A spokesman for the Maryland Department of the Environment, which enforces the consent decree with the EPA, said WSSC has met all requirements so far. WSSC paid a $1.1 million penalty for Clean Water Act violations committed prior to the agreement and about $300,000 in fines for sewer overflows since it went into effect, said spokesman Jay Apperson.
Repairs to pipes near Rock Creek and Sligo Creek will be the most environmentally sensitive work. Unlike water pipes, which are pressurized, sewer mains rely on gravity to move their contents. That means the pipes must run downhill, leaving many of the largest trunk lines in stream valleys – the lowest points in the topography – and following streams down their grade to a treatment plant.
But when crews buried pipes within five to 15 feet of streams 70 years ago, environmentalists say, few anticipated how much development would one day send rain water rushing into the streams from streets, driveways and parking lots rather than percolating more slowly through soil.
The force of storm water has eroded stream banks so badly, the groups say, that sewer pipes once buried eight to 12 feet deep are now fully exposed, in some cases suspended several feet above streams and more vulnerable to breaking.
“It would be nice to go to the source of the problem – the storm water runoff – rather than just the symptom of the problem,” said Ed Murtagh of the Friends of Sligo Creek, a plaintiff in the lawsuit.
Crews will reinforce the streambeds to better support the pipes before putting them on a schedule for future checks, Neustadt said. The counties are responsible for stream restoration and storm water management, he said.
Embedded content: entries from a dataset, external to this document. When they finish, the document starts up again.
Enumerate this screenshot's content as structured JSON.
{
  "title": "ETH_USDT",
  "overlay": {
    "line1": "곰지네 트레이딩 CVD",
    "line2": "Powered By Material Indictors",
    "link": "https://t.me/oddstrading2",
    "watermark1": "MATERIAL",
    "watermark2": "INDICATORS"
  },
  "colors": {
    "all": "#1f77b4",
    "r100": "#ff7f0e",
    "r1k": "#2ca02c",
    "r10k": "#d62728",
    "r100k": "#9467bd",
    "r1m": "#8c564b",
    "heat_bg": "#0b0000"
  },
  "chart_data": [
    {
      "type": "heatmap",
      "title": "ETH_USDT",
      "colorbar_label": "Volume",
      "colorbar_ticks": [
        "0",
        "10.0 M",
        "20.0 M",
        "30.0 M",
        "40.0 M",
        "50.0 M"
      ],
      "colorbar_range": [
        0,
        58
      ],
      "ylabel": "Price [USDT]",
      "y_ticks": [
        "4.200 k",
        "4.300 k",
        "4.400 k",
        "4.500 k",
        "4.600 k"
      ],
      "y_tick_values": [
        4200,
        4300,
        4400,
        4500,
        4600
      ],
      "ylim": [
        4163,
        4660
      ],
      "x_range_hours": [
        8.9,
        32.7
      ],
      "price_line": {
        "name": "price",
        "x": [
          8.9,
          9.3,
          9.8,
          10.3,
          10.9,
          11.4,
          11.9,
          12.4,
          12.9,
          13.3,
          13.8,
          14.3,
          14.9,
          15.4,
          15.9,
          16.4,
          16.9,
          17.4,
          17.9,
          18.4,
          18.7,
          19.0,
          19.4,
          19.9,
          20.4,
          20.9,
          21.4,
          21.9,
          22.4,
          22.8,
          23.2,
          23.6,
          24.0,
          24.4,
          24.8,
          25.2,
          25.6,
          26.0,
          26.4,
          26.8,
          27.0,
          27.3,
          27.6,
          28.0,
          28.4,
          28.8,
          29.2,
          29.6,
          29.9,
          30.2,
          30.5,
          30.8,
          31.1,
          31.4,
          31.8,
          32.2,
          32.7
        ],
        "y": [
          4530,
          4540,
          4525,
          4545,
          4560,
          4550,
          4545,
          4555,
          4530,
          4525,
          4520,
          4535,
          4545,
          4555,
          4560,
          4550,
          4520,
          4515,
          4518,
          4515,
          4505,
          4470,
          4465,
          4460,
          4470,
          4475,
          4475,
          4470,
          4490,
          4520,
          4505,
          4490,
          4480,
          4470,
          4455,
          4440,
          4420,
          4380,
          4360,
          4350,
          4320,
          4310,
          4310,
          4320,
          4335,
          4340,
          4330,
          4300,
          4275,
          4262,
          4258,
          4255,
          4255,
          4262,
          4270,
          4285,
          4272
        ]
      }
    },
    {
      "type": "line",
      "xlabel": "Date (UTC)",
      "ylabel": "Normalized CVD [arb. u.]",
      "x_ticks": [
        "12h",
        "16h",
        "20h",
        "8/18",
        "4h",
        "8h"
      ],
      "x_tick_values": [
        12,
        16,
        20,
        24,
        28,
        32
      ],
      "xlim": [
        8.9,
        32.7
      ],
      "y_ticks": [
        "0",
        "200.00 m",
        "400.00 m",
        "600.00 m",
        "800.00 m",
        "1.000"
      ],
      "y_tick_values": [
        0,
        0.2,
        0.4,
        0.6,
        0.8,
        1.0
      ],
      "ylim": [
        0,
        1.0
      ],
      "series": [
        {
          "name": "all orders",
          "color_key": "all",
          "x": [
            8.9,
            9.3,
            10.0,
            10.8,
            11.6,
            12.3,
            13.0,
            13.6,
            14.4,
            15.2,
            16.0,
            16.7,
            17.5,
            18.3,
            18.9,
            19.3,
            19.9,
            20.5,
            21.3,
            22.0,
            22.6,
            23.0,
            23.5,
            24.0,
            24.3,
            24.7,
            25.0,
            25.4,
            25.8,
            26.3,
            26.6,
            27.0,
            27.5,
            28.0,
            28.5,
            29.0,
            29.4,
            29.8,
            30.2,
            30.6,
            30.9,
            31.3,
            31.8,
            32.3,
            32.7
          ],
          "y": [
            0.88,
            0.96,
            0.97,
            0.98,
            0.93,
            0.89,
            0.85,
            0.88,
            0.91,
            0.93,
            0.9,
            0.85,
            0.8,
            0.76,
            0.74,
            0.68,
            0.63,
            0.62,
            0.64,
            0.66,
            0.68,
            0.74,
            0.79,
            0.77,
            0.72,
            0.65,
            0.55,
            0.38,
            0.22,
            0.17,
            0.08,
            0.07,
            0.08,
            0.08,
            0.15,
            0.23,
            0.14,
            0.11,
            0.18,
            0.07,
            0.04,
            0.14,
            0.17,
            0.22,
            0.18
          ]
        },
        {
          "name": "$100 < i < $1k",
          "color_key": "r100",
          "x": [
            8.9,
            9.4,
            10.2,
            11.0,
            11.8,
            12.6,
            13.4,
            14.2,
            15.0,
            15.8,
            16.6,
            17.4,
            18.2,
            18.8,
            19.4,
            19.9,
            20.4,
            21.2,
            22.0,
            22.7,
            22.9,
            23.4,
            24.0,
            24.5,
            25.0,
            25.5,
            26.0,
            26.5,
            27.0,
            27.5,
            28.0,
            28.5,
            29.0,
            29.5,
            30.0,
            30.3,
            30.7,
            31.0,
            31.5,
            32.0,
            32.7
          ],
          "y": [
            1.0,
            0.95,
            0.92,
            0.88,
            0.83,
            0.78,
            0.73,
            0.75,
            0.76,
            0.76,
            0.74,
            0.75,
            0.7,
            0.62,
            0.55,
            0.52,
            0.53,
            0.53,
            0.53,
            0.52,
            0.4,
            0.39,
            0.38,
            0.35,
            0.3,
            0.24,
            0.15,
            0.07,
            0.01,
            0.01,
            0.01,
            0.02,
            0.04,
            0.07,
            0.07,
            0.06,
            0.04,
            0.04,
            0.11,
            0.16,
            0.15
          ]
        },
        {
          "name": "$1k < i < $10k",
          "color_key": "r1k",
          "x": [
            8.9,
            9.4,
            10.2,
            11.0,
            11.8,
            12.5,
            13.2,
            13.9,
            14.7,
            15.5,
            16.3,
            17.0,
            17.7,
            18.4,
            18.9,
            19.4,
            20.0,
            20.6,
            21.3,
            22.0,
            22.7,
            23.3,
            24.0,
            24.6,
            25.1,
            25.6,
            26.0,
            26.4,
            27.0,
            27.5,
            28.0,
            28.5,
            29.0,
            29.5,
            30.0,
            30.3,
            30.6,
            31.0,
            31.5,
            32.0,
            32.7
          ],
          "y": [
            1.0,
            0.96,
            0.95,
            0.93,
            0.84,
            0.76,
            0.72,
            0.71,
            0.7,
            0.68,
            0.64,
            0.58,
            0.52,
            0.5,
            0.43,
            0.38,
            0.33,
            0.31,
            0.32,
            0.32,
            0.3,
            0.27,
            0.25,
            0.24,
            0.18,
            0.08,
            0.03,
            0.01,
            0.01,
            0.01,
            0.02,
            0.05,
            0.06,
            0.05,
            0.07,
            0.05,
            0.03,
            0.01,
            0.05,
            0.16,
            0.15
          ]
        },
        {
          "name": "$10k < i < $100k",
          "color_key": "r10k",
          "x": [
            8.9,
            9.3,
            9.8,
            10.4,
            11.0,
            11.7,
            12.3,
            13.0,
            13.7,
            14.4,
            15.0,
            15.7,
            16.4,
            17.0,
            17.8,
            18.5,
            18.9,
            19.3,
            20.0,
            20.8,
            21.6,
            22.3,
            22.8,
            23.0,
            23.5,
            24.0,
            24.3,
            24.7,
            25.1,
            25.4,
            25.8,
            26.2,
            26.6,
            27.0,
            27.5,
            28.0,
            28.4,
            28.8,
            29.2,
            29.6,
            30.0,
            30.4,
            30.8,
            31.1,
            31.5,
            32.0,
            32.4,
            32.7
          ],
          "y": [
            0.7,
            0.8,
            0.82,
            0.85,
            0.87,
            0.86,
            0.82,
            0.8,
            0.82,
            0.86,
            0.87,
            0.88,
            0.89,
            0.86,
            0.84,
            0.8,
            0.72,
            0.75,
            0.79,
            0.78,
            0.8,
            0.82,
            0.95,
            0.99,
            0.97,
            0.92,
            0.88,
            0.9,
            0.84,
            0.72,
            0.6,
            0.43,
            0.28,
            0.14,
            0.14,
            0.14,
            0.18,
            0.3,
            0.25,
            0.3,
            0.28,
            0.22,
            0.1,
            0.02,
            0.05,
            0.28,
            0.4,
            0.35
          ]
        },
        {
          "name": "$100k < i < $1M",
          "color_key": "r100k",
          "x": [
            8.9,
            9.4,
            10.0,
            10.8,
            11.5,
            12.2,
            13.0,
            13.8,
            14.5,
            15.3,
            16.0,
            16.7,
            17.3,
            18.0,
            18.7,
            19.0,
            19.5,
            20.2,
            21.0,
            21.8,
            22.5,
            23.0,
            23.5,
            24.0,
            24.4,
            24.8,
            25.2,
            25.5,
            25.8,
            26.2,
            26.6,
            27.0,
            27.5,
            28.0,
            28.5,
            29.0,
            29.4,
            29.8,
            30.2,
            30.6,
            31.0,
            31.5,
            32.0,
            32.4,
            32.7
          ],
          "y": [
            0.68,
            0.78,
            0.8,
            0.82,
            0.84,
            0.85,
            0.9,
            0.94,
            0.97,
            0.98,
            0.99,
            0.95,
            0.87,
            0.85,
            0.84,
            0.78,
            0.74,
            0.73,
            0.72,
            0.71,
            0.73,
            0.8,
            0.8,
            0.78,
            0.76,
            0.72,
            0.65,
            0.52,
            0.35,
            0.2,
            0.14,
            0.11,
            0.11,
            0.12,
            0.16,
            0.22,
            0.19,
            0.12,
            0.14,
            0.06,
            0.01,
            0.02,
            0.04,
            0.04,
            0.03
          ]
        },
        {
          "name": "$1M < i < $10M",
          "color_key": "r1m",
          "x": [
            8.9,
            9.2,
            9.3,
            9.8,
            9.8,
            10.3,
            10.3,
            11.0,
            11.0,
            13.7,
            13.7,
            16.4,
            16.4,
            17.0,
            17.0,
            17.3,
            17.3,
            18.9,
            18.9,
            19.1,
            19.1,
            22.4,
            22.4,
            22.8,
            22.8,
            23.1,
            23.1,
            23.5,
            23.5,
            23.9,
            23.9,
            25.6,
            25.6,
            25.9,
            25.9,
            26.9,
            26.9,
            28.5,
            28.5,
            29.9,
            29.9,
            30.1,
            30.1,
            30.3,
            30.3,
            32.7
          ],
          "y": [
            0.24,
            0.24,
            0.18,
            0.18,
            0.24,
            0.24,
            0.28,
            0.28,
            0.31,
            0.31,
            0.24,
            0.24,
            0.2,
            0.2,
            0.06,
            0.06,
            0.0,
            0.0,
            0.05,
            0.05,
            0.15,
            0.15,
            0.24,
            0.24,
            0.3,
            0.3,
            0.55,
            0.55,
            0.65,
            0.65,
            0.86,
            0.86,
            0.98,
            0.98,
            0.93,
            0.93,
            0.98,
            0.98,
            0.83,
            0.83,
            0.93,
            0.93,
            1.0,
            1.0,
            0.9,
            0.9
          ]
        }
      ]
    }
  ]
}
Environmental groups said they will scrutinize how well WSSC fulfills promises to mitigate the damage that the utility’s trucks and heavy equipment will cause when accessing manholes tucked deep in the woods. If nearby homeowners don’t allow WSSC to cut through their properties to reach the parkland, WSSC officials have said they will have to clear roads to the manholes by cutting trees.
As Michael Wilpers, president of Friends of Sligo Creek, put it: “We want to help make sure the cure isn’t worse than the disease.”